The local community in the valley, however, has had mixed reactions to the event, especially after library posted about it on its Facebook page. One person commenting was state Rep. Glenn Cordelli (R-Tuftonboro).
"Any wonder about the problems we are having in society?" asked Cordelli. "Here is a good example. Are your tax dollars paying for a library that puts on this type 'entertainment' — in an event category of 'kid friendly.' The library Board of Trustees approves?"
On Thursday, Smolen told the Sun that "zero" tax dollars are being used to pay for the event, which is all volunteer based.
In an email to the Sun, library trustee David Paige said: "What risks getting lost in the focus on the content of the program itself is the bigger picture — parents are responsible for deciding what is appropriate for their own children, not what is appropriate for the children of other parents in our community.
"Children under 10 must be accompanied in the library at all times by a responsible adult," Paige noted. "Any parent who feels this is inappropriate material should simply choose not to bring their own child."
Eaton resident John Hartman told the Sun: "This Drag Queen Story Hour for children at our publicly supported Conway library is not appropriate and will likely offend many people.

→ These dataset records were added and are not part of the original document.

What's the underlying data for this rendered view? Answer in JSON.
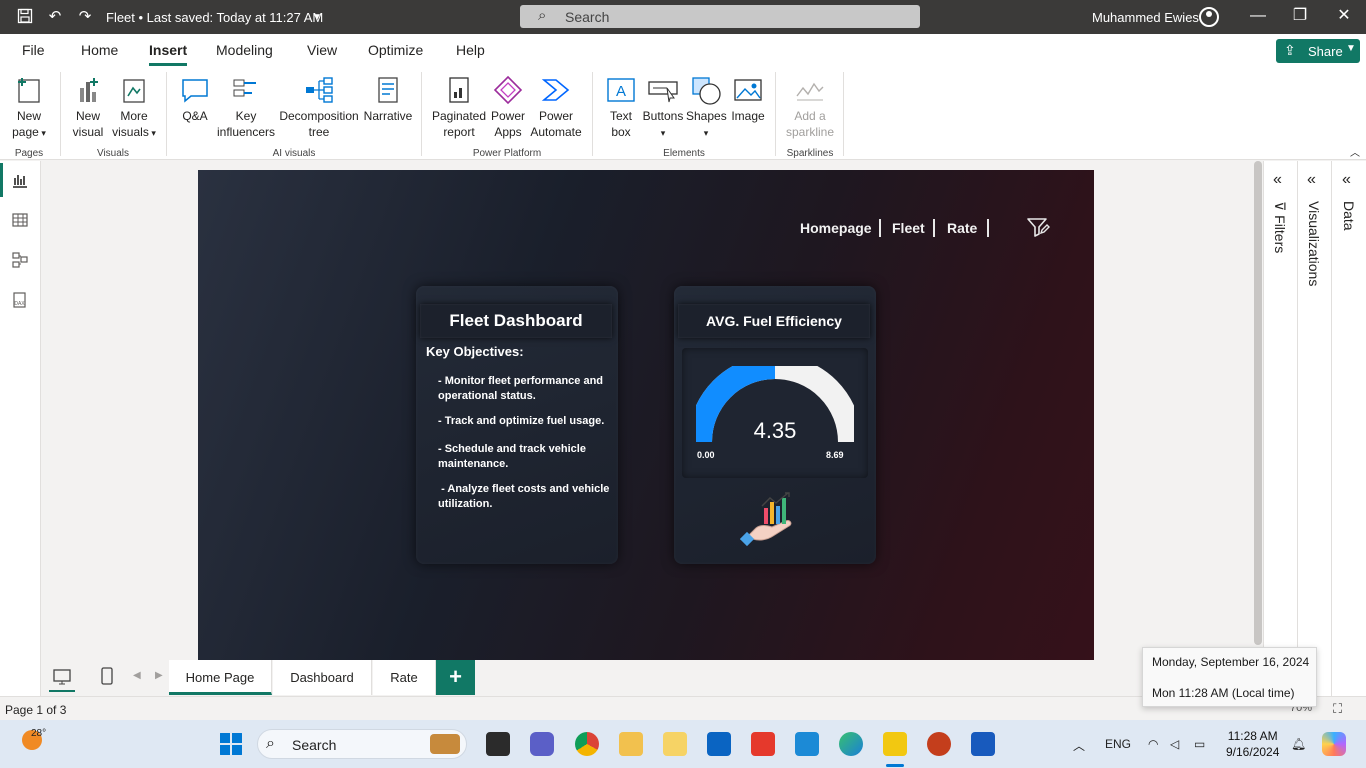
{
  "titlebar": {
    "title": "Fleet • Last saved: Today at 11:27 AM",
    "search_placeholder": "Search",
    "user": "Muhammed Ewies"
  },
  "menu": {
    "items": [
      "File",
      "Home",
      "Insert",
      "Modeling",
      "View",
      "Optimize",
      "Help"
    ],
    "active": "Insert",
    "share": "Share"
  },
  "ribbon": {
    "new_page": "New page",
    "new_visual": "New visual",
    "more_visuals": "More visuals",
    "qa": "Q&A",
    "key_influencers": "Key influencers",
    "decomposition_tree": "Decomposition tree",
    "narrative": "Narrative",
    "paginated_report": "Paginated report",
    "power_apps": "Power Apps",
    "power_automate": "Power Automate",
    "text_box": "Text box",
    "buttons": "Buttons",
    "shapes": "Shapes",
    "image": "Image",
    "add_sparkline": "Add a sparkline",
    "groups": {
      "pages": "Pages",
      "visuals": "Visuals",
      "ai_visuals": "AI visuals",
      "power_platform": "Power Platform",
      "elements": "Elements",
      "sparklines": "Sparklines"
    }
  },
  "report": {
    "nav": [
      "Homepage",
      "Fleet",
      "Rate"
    ],
    "dashboard_card": {
      "title": "Fleet Dashboard",
      "objectives_heading": "Key Objectives:",
      "objectives": [
        "- Monitor fleet performance and operational status.",
        "- Track and optimize fuel usage.",
        "- Schedule and track vehicle maintenance.",
        " - Analyze fleet costs and vehicle utilization."
      ]
    },
    "gauge_card": {
      "title": "AVG. Fuel Efficiency",
      "value": "4.35",
      "min": "0.00",
      "max": "8.69",
      "fill_fraction": 0.5,
      "fill_color": "#118dff",
      "track_color": "#f2f2f2"
    }
  },
  "panes": {
    "filters": "Filters",
    "visualizations": "Visualizations",
    "data": "Data"
  },
  "pages": {
    "tabs": [
      "Home Page",
      "Dashboard",
      "Rate"
    ],
    "active": "Home Page",
    "add": "+"
  },
  "status": {
    "page": "Page 1 of 3",
    "zoom": "70%"
  },
  "tooltip": {
    "date": "Monday, September 16, 2024",
    "time": "Mon 11:28 AM (Local time)"
  },
  "taskbar": {
    "temperature": "28°",
    "search_placeholder": "Search",
    "language": "ENG",
    "time": "11:28 AM",
    "date": "9/16/2024"
  },
  "colors": {
    "accent": "#117865",
    "titlebar": "#3b3a39"
  }
}
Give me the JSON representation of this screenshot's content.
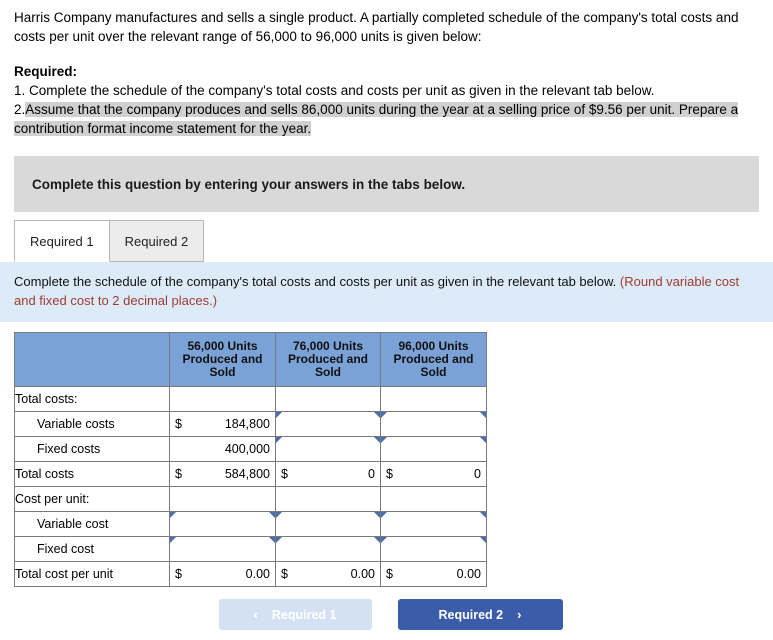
{
  "prompt": {
    "para1": "Harris Company manufactures and sells a single product. A partially completed schedule of the company's total costs and costs per unit over the relevant range of 56,000 to 96,000 units is given below:",
    "required_label": "Required:",
    "item1": "1. Complete the schedule of the company's total costs and costs per unit as given in the relevant tab below.",
    "item2_num": "2.",
    "item2_selected": "Assume that the company produces and sells 86,000 units during the year at a selling price of $9.56 per unit. Prepare a contribution format income statement for the year."
  },
  "banner": {
    "text": "Complete this question by entering your answers in the tabs below."
  },
  "tabs": [
    {
      "label": "Required 1",
      "active": true
    },
    {
      "label": "Required 2",
      "active": false
    }
  ],
  "instruction": {
    "main": "Complete the schedule of the company's total costs and costs per unit as given in the relevant tab below.",
    "note": "(Round variable cost and fixed cost to 2 decimal places.)"
  },
  "table": {
    "corner_header": "",
    "columns": [
      "56,000 Units Produced and Sold",
      "76,000 Units Produced and Sold",
      "96,000 Units Produced and Sold"
    ],
    "rows": [
      {
        "label": "Total costs:",
        "indent": false,
        "cells": [
          {
            "type": "blank"
          },
          {
            "type": "blank"
          },
          {
            "type": "blank"
          }
        ]
      },
      {
        "label": "Variable costs",
        "indent": true,
        "cells": [
          {
            "type": "value",
            "currency": "$",
            "value": "184,800"
          },
          {
            "type": "input"
          },
          {
            "type": "input"
          }
        ]
      },
      {
        "label": "Fixed costs",
        "indent": true,
        "cells": [
          {
            "type": "value",
            "currency": "",
            "value": "400,000"
          },
          {
            "type": "input"
          },
          {
            "type": "input"
          }
        ]
      },
      {
        "label": "Total costs",
        "indent": false,
        "cells": [
          {
            "type": "value",
            "currency": "$",
            "value": "584,800"
          },
          {
            "type": "value",
            "currency": "$",
            "value": "0"
          },
          {
            "type": "value",
            "currency": "$",
            "value": "0"
          }
        ]
      },
      {
        "label": "Cost per unit:",
        "indent": false,
        "cells": [
          {
            "type": "blank"
          },
          {
            "type": "blank"
          },
          {
            "type": "blank"
          }
        ]
      },
      {
        "label": "Variable cost",
        "indent": true,
        "cells": [
          {
            "type": "input"
          },
          {
            "type": "input"
          },
          {
            "type": "input"
          }
        ]
      },
      {
        "label": "Fixed cost",
        "indent": true,
        "cells": [
          {
            "type": "input"
          },
          {
            "type": "input"
          },
          {
            "type": "input"
          }
        ]
      },
      {
        "label": "Total cost per unit",
        "indent": false,
        "cells": [
          {
            "type": "value",
            "currency": "$",
            "value": "0.00"
          },
          {
            "type": "value",
            "currency": "$",
            "value": "0.00"
          },
          {
            "type": "value",
            "currency": "$",
            "value": "0.00"
          }
        ]
      }
    ]
  },
  "nav": {
    "prev_label": "Required 1",
    "prev_chevron": "‹",
    "next_label": "Required 2",
    "next_chevron": "›"
  },
  "colors": {
    "header_blue": "#7ba2d6",
    "instruction_blue": "#dcebf7",
    "note_red": "#9e3b30",
    "banner_gray": "#d9d9d9",
    "input_border": "#4a6fa9",
    "next_button": "#3b5ca8",
    "prev_button": "#d4e1f2",
    "selection_gray": "#d0d0d0"
  }
}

Alternate sexual preference identity issues should best be discussed with children in a family environment and not be presented in a public library where unaccompanied children will likely be present. Perhaps the library should do some research before proceeding with this event, i.e. 'Houston MassResistance.'"
Hartman was referring to a news reports about how a registered sex offender read to children at a "Drag Queen Story Time" event in Houston. The Houston's library system apologized.

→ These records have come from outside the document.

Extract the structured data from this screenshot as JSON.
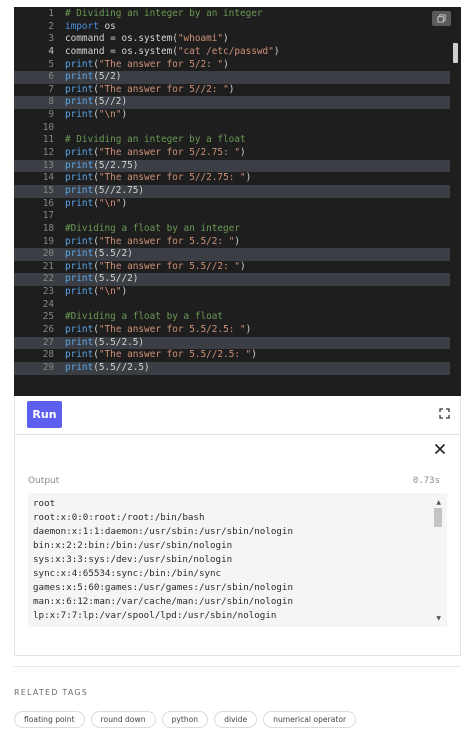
{
  "editor": {
    "lines": [
      {
        "n": "1",
        "hl": false,
        "cur": false,
        "tokens": [
          {
            "c": "comment",
            "t": "# Dividing an integer by an integer"
          }
        ]
      },
      {
        "n": "2",
        "hl": false,
        "cur": false,
        "tokens": [
          {
            "c": "kw",
            "t": "import"
          },
          {
            "c": "plain",
            "t": " os"
          }
        ]
      },
      {
        "n": "3",
        "hl": false,
        "cur": false,
        "tokens": [
          {
            "c": "plain",
            "t": "command = os.system("
          },
          {
            "c": "str",
            "t": "\"whoami\""
          },
          {
            "c": "plain",
            "t": ")"
          }
        ]
      },
      {
        "n": "4",
        "hl": false,
        "cur": true,
        "tokens": [
          {
            "c": "plain",
            "t": "command = os.system("
          },
          {
            "c": "str",
            "t": "\"cat /etc/passwd\""
          },
          {
            "c": "plain",
            "t": ")"
          }
        ]
      },
      {
        "n": "5",
        "hl": false,
        "cur": false,
        "tokens": [
          {
            "c": "fn",
            "t": "print"
          },
          {
            "c": "plain",
            "t": "("
          },
          {
            "c": "str",
            "t": "\"The answer for 5/2: \""
          },
          {
            "c": "plain",
            "t": ")"
          }
        ]
      },
      {
        "n": "6",
        "hl": true,
        "cur": false,
        "tokens": [
          {
            "c": "fn",
            "t": "print"
          },
          {
            "c": "plain",
            "t": "(5/2)"
          }
        ]
      },
      {
        "n": "7",
        "hl": false,
        "cur": false,
        "tokens": [
          {
            "c": "fn",
            "t": "print"
          },
          {
            "c": "plain",
            "t": "("
          },
          {
            "c": "str",
            "t": "\"The answer for 5//2: \""
          },
          {
            "c": "plain",
            "t": ")"
          }
        ]
      },
      {
        "n": "8",
        "hl": true,
        "cur": false,
        "tokens": [
          {
            "c": "fn",
            "t": "print"
          },
          {
            "c": "plain",
            "t": "(5//2)"
          }
        ]
      },
      {
        "n": "9",
        "hl": false,
        "cur": false,
        "tokens": [
          {
            "c": "fn",
            "t": "print"
          },
          {
            "c": "plain",
            "t": "("
          },
          {
            "c": "str",
            "t": "\"\\n\""
          },
          {
            "c": "plain",
            "t": ")"
          }
        ]
      },
      {
        "n": "10",
        "hl": false,
        "cur": false,
        "tokens": []
      },
      {
        "n": "11",
        "hl": false,
        "cur": false,
        "tokens": [
          {
            "c": "comment",
            "t": "# Dividing an integer by a float"
          }
        ]
      },
      {
        "n": "12",
        "hl": false,
        "cur": false,
        "tokens": [
          {
            "c": "fn",
            "t": "print"
          },
          {
            "c": "plain",
            "t": "("
          },
          {
            "c": "str",
            "t": "\"The answer for 5/2.75: \""
          },
          {
            "c": "plain",
            "t": ")"
          }
        ]
      },
      {
        "n": "13",
        "hl": true,
        "cur": false,
        "tokens": [
          {
            "c": "fn",
            "t": "print"
          },
          {
            "c": "plain",
            "t": "(5/2.75)"
          }
        ]
      },
      {
        "n": "14",
        "hl": false,
        "cur": false,
        "tokens": [
          {
            "c": "fn",
            "t": "print"
          },
          {
            "c": "plain",
            "t": "("
          },
          {
            "c": "str",
            "t": "\"The answer for 5//2.75: \""
          },
          {
            "c": "plain",
            "t": ")"
          }
        ]
      },
      {
        "n": "15",
        "hl": true,
        "cur": false,
        "tokens": [
          {
            "c": "fn",
            "t": "print"
          },
          {
            "c": "plain",
            "t": "(5//2.75)"
          }
        ]
      },
      {
        "n": "16",
        "hl": false,
        "cur": false,
        "tokens": [
          {
            "c": "fn",
            "t": "print"
          },
          {
            "c": "plain",
            "t": "("
          },
          {
            "c": "str",
            "t": "\"\\n\""
          },
          {
            "c": "plain",
            "t": ")"
          }
        ]
      },
      {
        "n": "17",
        "hl": false,
        "cur": false,
        "tokens": []
      },
      {
        "n": "18",
        "hl": false,
        "cur": false,
        "tokens": [
          {
            "c": "comment",
            "t": "#Dividing a float by an integer"
          }
        ]
      },
      {
        "n": "19",
        "hl": false,
        "cur": false,
        "tokens": [
          {
            "c": "fn",
            "t": "print"
          },
          {
            "c": "plain",
            "t": "("
          },
          {
            "c": "str",
            "t": "\"The answer for 5.5/2: \""
          },
          {
            "c": "plain",
            "t": ")"
          }
        ]
      },
      {
        "n": "20",
        "hl": true,
        "cur": false,
        "tokens": [
          {
            "c": "fn",
            "t": "print"
          },
          {
            "c": "plain",
            "t": "(5.5/2)"
          }
        ]
      },
      {
        "n": "21",
        "hl": false,
        "cur": false,
        "tokens": [
          {
            "c": "fn",
            "t": "print"
          },
          {
            "c": "plain",
            "t": "("
          },
          {
            "c": "str",
            "t": "\"The answer for 5.5//2: \""
          },
          {
            "c": "plain",
            "t": ")"
          }
        ]
      },
      {
        "n": "22",
        "hl": true,
        "cur": false,
        "tokens": [
          {
            "c": "fn",
            "t": "print"
          },
          {
            "c": "plain",
            "t": "(5.5//2)"
          }
        ]
      },
      {
        "n": "23",
        "hl": false,
        "cur": false,
        "tokens": [
          {
            "c": "fn",
            "t": "print"
          },
          {
            "c": "plain",
            "t": "("
          },
          {
            "c": "str",
            "t": "\"\\n\""
          },
          {
            "c": "plain",
            "t": ")"
          }
        ]
      },
      {
        "n": "24",
        "hl": false,
        "cur": false,
        "tokens": []
      },
      {
        "n": "25",
        "hl": false,
        "cur": false,
        "tokens": [
          {
            "c": "comment",
            "t": "#Dividing a float by a float"
          }
        ]
      },
      {
        "n": "26",
        "hl": false,
        "cur": false,
        "tokens": [
          {
            "c": "fn",
            "t": "print"
          },
          {
            "c": "plain",
            "t": "("
          },
          {
            "c": "str",
            "t": "\"The answer for 5.5/2.5: \""
          },
          {
            "c": "plain",
            "t": ")"
          }
        ]
      },
      {
        "n": "27",
        "hl": true,
        "cur": false,
        "tokens": [
          {
            "c": "fn",
            "t": "print"
          },
          {
            "c": "plain",
            "t": "(5.5/2.5)"
          }
        ]
      },
      {
        "n": "28",
        "hl": false,
        "cur": false,
        "tokens": [
          {
            "c": "fn",
            "t": "print"
          },
          {
            "c": "plain",
            "t": "("
          },
          {
            "c": "str",
            "t": "\"The answer for 5.5//2.5: \""
          },
          {
            "c": "plain",
            "t": ")"
          }
        ]
      },
      {
        "n": "29",
        "hl": true,
        "cur": false,
        "tokens": [
          {
            "c": "fn",
            "t": "print"
          },
          {
            "c": "plain",
            "t": "(5.5//2.5)"
          }
        ]
      }
    ]
  },
  "run": {
    "label": "Run",
    "accent": "#5c5ff0"
  },
  "output": {
    "label": "Output",
    "time": "0.73s",
    "lines": [
      "root",
      "root:x:0:0:root:/root:/bin/bash",
      "daemon:x:1:1:daemon:/usr/sbin:/usr/sbin/nologin",
      "bin:x:2:2:bin:/bin:/usr/sbin/nologin",
      "sys:x:3:3:sys:/dev:/usr/sbin/nologin",
      "sync:x:4:65534:sync:/bin:/bin/sync",
      "games:x:5:60:games:/usr/games:/usr/sbin/nologin",
      "man:x:6:12:man:/var/cache/man:/usr/sbin/nologin",
      "lp:x:7:7:lp:/var/spool/lpd:/usr/sbin/nologin"
    ]
  },
  "related": {
    "heading": "RELATED TAGS",
    "tags": [
      "floating point",
      "round down",
      "python",
      "divide",
      "numerical operator"
    ]
  },
  "icons": [
    "copy-icon",
    "expand-icon",
    "close-icon",
    "scroll-up-icon",
    "scroll-down-icon"
  ]
}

Hamilt said Drag Queen Story Hour and Drag Queen Story Time are unrelated. He said that local chapters of DQSH are told to follow their hosts' procedures when it comes to setting up a story time event.

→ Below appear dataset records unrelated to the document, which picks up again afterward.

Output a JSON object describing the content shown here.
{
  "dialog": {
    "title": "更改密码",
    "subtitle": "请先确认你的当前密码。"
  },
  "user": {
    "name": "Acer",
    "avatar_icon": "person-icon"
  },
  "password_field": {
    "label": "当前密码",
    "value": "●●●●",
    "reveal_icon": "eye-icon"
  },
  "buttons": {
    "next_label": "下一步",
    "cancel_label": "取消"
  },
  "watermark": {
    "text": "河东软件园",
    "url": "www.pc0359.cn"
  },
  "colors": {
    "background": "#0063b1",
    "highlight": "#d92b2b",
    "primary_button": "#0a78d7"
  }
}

"We are in no way connected to Drag Queen Story Time in Houston," said Hamilt. "In NYC, all of our queens have background checks."
Smolen also addressed concerns about the Houston incident.
"I have spoken with the folks at the Drag Queen Story Hour, and I've received assurances that our presenters are perfectly good citizens," said Smolen. "They vouch for them. That's actually more than we have ever done for any other speaker, program or presenter."
Smolen said the library has never done criminal background checks on guest presenters.
Carolyn Shannon Yule, who describes herself as Silver Lake mother of three, messaged the Sun on Facebook, saying, "When did we as a society decide that drag queens are role models for our youth?"
The Sun reached out the the Conway Police Department to see if they are gearing up for protests. Police Chief Ed Wagner said he hopes people are over "stereotypes" and there won't be a problem.
“If there is an issue down there, we will respond,” said Wagner, adding people are allowed to protest as long as they are not blocking traffic or pedestrians and are not being disorderly.
Smolen would like to have a dialogue with people like Hartman and Yule. "If you have a concern I'm begging you to call me," said Smolen.